While goldfish tank inhabitants usually rub along just fine, occasionally, the hobbyist fish keeper can find themselves faced with the issue of fighting goldfish, or one fish appearing to bully others.

While disputes within the tank will often sort themselves out over time, in some cases, bullying fish can become a problem, and even cause harm to your fish, as well as increasing their stress levels.

In this article, we cover some of the most common reasons for bullying and aggression within the goldfish tank and suggest some solutions.

What causes goldfish bullying?

Overcrowding

One of the most common causes of aggression and bullying between fish is overcrowding.

Ensure that you don’t have too many goldfish in your tank. If you find that you have too many fish then you should find them a new home or invest in a second tank!

Competition over resources

Even if your tank is very spacious, goldfish will sometimes fight and bully each other if they are in competition for resources such as food.

While it is easy to inadvertently overfeed goldfish, take care not to underfeed them either. Live plants within the tank can provide an excellent supplementary source of food for goldfish, as well as providing hiding places for smaller fish.
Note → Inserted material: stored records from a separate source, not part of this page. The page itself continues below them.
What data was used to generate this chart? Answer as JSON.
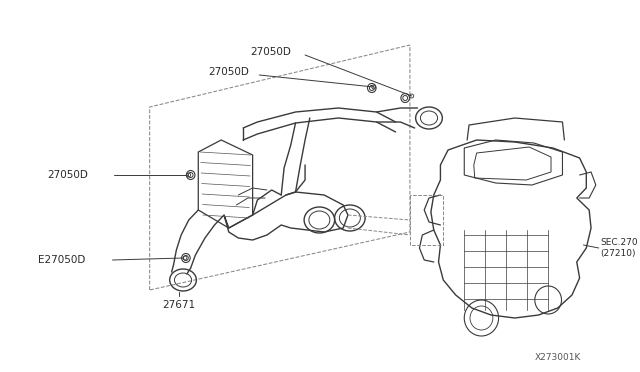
{
  "bg_color": "#ffffff",
  "line_color": "#3a3a3a",
  "dashed_color": "#666666",
  "label_color": "#2a2a2a",
  "figsize": [
    6.4,
    3.72
  ],
  "dpi": 100,
  "labels": {
    "27050D_top1": [
      0.398,
      0.92,
      "27050D"
    ],
    "27050D_top2": [
      0.34,
      0.865,
      "27050D"
    ],
    "27050D_left": [
      0.095,
      0.62,
      "27050D"
    ],
    "E27050D": [
      0.065,
      0.43,
      "E27050D"
    ],
    "27671": [
      0.218,
      0.1,
      "27671"
    ],
    "sec270": [
      0.752,
      0.408,
      "SEC.270\n(27210)"
    ],
    "diagram_num": [
      0.96,
      0.055,
      "X273001K"
    ]
  }
}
Bushy and fast-growing plants like hornwort are perfect for this purpose.

Breeding season

During breeding season, it’s normal for goldfish to fight over mates or to fight as part of their breeding displays and dances.

Sickness and weakness

If one fish within the tank becomes sick or injured or otherwise shows signs of weakness, the other fish will often quickly band together to attack them.

If you spot a sick or injured fish, it is important to remove them to a quarantine tank as soon as possible, both to avoid them infecting the other fish, and for their own protection while they heal.
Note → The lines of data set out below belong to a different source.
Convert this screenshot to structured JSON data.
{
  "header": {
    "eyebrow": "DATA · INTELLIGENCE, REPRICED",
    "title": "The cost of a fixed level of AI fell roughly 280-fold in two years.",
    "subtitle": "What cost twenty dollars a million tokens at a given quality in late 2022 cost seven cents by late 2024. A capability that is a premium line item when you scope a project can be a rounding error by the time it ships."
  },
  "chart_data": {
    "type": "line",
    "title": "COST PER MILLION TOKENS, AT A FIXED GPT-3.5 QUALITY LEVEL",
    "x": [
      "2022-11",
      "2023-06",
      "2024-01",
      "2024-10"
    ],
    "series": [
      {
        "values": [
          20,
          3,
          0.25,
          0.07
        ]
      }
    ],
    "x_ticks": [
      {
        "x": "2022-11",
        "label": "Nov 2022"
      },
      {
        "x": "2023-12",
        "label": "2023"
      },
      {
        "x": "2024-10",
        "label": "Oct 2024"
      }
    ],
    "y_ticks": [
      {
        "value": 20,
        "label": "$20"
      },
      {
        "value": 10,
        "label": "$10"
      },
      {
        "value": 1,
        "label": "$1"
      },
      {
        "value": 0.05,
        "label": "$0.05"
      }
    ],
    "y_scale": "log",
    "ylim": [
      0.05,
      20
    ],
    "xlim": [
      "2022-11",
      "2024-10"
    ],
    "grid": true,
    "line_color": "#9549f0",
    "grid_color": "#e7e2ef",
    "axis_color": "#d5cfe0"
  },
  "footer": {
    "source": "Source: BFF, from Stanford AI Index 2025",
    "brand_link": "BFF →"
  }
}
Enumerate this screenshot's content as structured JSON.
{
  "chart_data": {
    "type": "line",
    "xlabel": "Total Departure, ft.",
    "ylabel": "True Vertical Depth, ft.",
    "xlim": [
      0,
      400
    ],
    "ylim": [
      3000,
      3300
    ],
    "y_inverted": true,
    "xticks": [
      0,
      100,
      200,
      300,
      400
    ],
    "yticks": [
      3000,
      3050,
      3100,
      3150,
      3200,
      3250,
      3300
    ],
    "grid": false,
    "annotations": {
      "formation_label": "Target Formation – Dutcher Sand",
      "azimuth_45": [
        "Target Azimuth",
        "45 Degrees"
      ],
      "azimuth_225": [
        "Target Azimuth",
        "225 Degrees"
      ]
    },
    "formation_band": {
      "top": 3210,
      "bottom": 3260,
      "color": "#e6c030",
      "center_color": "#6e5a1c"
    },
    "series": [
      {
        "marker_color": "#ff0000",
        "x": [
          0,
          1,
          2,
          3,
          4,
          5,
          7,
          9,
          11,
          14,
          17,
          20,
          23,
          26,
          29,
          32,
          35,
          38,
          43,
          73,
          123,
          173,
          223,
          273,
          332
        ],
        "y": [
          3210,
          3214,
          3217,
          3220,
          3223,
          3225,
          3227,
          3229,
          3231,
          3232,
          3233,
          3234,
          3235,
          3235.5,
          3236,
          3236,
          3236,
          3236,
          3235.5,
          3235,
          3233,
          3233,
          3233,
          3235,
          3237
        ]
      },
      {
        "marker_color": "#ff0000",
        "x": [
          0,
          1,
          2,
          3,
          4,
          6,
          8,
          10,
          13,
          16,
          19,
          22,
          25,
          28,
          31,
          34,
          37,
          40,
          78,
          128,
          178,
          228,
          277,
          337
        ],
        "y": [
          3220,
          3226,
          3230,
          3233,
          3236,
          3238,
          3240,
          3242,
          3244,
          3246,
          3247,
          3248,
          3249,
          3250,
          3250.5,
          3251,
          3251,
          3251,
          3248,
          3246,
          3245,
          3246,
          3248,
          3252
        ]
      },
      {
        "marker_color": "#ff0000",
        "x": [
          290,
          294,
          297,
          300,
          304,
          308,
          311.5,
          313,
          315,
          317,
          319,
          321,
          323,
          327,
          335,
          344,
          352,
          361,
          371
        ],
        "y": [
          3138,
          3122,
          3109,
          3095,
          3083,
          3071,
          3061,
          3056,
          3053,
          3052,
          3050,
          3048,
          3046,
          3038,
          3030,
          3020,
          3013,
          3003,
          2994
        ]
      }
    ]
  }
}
Aggressive goldfish varieties

There are a huge number of different varieties of goldfish, and sometimes goldfish keepers are not entirely sure which types they have in their tank.

Some varieties are renowned for being rather more dominant and potentially aggressive than others. An example of this would be the Ryukin goldfish.

It is unwise to keep more aggressive varieties of goldfish with types that have potential vulnerabilities, such as fantails or bubble-eyes.